Objective
The aim of this study was to systematically review the findings of publications addressing the epidemiology of anal HPV infection, anal intraepithelial neoplasia and anal cancer in women.
Data Sources
We conducted a systematic review among publications published from January 1, 1997 to September 30, 2013 in order to limit to publications from the combined antiretroviral therapy (cART) era. Three searches were performed of the National Library of Medicine PubMed database using the following search terms: “women and anal HPV”, “women anal intraepithelial neoplasia”, and “women and anal cancer.”
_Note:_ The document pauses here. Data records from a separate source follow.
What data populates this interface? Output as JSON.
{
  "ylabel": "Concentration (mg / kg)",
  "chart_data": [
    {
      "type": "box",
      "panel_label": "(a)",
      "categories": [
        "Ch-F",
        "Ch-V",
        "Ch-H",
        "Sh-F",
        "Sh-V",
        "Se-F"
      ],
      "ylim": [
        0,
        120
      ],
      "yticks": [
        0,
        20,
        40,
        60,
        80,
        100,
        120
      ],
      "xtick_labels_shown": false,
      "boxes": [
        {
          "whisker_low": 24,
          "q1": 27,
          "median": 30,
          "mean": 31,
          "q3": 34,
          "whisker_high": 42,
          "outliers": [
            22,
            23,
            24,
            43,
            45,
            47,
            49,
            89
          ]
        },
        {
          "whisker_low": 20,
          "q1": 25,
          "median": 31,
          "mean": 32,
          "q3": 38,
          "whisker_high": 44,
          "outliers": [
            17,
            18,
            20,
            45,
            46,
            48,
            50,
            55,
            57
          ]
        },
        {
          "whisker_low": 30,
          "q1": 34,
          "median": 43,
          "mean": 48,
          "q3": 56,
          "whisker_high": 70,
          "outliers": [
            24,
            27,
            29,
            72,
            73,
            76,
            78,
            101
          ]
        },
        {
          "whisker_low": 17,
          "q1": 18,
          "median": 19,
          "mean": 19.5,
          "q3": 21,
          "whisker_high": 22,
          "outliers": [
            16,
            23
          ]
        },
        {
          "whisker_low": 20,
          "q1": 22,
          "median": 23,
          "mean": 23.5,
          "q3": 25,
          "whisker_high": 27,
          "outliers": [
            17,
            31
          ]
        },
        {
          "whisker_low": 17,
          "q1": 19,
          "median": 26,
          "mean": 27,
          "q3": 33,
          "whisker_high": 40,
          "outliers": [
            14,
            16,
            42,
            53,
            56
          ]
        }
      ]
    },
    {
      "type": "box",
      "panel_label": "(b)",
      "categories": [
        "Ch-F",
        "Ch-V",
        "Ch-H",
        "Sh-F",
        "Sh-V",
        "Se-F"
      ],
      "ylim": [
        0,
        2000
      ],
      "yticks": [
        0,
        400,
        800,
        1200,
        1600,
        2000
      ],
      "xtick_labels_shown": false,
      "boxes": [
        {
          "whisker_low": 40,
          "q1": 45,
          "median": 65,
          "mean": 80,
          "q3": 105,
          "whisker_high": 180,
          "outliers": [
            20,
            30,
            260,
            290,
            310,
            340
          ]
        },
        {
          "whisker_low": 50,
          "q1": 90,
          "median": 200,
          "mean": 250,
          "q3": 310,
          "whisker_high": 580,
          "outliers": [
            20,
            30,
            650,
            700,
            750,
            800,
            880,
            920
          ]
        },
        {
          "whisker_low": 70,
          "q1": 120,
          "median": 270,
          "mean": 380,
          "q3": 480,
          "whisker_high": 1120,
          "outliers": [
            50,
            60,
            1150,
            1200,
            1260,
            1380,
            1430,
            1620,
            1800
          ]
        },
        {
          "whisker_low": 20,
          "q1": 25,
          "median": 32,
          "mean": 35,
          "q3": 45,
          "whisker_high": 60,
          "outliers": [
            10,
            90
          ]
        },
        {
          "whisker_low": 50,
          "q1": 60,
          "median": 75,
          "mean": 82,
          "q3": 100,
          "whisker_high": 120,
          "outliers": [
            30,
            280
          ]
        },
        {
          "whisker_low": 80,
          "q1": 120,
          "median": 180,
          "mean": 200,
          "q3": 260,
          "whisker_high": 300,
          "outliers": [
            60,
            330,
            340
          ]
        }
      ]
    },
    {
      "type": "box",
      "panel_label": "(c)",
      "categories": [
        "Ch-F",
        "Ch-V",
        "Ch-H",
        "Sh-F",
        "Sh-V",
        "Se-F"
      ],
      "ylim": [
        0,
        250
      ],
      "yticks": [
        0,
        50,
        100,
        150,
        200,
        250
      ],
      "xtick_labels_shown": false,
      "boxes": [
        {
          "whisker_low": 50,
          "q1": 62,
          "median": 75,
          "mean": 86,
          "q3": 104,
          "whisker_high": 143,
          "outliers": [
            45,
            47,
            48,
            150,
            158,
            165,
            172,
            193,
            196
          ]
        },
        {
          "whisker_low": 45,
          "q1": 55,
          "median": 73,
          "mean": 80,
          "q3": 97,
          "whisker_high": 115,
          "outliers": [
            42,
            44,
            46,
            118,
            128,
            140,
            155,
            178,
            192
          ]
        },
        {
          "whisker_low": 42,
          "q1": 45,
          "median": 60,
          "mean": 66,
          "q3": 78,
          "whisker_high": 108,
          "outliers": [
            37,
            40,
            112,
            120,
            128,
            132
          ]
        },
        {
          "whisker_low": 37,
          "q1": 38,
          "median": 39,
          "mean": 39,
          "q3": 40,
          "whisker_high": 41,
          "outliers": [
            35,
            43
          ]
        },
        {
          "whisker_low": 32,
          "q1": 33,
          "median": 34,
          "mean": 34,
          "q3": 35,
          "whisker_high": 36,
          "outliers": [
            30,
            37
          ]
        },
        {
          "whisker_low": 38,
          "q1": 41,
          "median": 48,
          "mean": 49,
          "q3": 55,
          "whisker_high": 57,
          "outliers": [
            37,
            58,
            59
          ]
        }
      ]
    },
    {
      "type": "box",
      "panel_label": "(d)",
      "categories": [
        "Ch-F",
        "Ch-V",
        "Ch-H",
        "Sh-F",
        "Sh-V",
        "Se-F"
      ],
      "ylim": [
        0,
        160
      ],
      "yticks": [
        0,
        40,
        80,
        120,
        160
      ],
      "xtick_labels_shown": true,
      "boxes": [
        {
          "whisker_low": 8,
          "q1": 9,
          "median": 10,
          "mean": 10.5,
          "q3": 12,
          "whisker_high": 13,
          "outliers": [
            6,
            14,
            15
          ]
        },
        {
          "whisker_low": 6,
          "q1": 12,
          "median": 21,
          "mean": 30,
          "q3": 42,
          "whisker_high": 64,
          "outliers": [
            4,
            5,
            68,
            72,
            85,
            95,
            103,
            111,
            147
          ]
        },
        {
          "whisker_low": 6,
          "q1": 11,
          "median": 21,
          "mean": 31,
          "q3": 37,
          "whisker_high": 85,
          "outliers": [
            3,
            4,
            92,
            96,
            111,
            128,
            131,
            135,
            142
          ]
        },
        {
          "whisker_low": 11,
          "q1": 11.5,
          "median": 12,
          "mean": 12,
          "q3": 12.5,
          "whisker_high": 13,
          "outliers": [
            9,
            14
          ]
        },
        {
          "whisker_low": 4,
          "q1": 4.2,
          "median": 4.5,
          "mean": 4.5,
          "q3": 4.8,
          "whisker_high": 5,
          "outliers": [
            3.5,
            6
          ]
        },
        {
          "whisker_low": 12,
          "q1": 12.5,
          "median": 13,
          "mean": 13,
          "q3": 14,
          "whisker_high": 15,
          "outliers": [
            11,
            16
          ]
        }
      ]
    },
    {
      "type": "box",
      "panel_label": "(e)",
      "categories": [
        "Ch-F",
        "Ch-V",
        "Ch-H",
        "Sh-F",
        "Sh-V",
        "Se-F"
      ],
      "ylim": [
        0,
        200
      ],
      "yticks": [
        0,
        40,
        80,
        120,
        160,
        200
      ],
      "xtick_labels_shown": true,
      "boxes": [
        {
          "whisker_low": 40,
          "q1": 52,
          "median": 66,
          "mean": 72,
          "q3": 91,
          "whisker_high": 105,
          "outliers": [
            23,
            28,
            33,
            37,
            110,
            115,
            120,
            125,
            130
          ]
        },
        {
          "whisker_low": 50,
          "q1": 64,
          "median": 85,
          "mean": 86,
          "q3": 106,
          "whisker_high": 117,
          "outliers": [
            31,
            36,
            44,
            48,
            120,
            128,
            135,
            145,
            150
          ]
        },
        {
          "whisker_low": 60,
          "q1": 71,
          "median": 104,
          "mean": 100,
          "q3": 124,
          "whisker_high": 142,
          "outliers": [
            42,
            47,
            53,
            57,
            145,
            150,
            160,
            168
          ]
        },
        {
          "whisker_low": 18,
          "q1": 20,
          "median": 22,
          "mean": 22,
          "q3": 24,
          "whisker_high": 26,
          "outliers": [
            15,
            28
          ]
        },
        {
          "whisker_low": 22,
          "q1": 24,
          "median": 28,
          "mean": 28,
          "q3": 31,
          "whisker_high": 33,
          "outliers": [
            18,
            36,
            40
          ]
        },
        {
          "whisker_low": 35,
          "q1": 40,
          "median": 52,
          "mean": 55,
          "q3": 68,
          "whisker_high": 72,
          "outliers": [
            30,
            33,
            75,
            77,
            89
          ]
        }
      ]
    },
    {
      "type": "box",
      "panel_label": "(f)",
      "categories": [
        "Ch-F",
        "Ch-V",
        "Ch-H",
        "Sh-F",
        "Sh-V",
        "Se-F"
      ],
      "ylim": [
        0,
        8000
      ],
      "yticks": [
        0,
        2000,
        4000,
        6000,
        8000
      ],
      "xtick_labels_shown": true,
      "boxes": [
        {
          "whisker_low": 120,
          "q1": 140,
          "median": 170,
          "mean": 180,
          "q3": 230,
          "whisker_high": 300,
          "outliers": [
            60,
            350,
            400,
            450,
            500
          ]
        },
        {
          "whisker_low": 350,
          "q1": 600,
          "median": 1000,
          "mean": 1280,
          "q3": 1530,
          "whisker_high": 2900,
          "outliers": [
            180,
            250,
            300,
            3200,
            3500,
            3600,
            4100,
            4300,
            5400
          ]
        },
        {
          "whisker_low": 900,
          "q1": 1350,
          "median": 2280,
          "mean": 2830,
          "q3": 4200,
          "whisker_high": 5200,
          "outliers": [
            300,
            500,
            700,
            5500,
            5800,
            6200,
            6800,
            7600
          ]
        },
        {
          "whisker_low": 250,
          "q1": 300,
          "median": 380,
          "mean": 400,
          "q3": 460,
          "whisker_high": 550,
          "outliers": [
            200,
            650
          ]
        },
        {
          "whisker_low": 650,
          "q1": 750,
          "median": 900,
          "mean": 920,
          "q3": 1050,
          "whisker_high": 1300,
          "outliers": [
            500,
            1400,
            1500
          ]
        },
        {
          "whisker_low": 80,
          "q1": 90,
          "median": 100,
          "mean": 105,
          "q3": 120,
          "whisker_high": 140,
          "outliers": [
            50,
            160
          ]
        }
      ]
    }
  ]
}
Study Eligibility Criteria
Publications were included in the review if they addressed any of the following outcomes: (1) prevalence, incidence, or clearance of anal HPV infection, (2) prevalence of anal cytological or histological neoplastic abnormalities, or (3) incidence or risk of anal cancer. Thirty-seven publications addressing anal HPV infection and anal cytology remained after applying selection criteria, and 23 anal cancer publications met the selection criteria.
Results
Among HIV-positive women, prevalence of HR-HPV in the anus was 16-85%. Among HIV-negative women, prevalence of anal HR-HPV infection ranged from 4 - 86%. The prevalence of anal HR- HPV in HIV-negative women with HPV-related pathology of the vulva, vagina and cervix compared with women with no known HPV-related pathology, varied from 23-86%, and 5-22%, respectively. Histologic anal HSIL (AIN 2+) was found in 3-26% of the women living with HIV, 0-9% among women with lower genital tract pathology, and 0-3% for women who are HIV-negative without known lower genital tract pathology. The incidence of anal cancer among HIV-infected women ranged from 3.9-30 per 100,000. Among women with a history of cervical cancer or CIN 3, the IR of anal cancer ranged from 0.8-63.8/100,000 person-years, and in the general population, the IRs ranged from 0.55-2.4/100,000 person-years.
Conclusions
This review provides evidence that anal HPV infection and dysplasia are common in women, especially in those who are HIV-positive or have a history of HPV-related lower genital tract pathology. The incidence of anal cancer continues to grow in all women, especially those living with HIV, despite the widespread use of cART.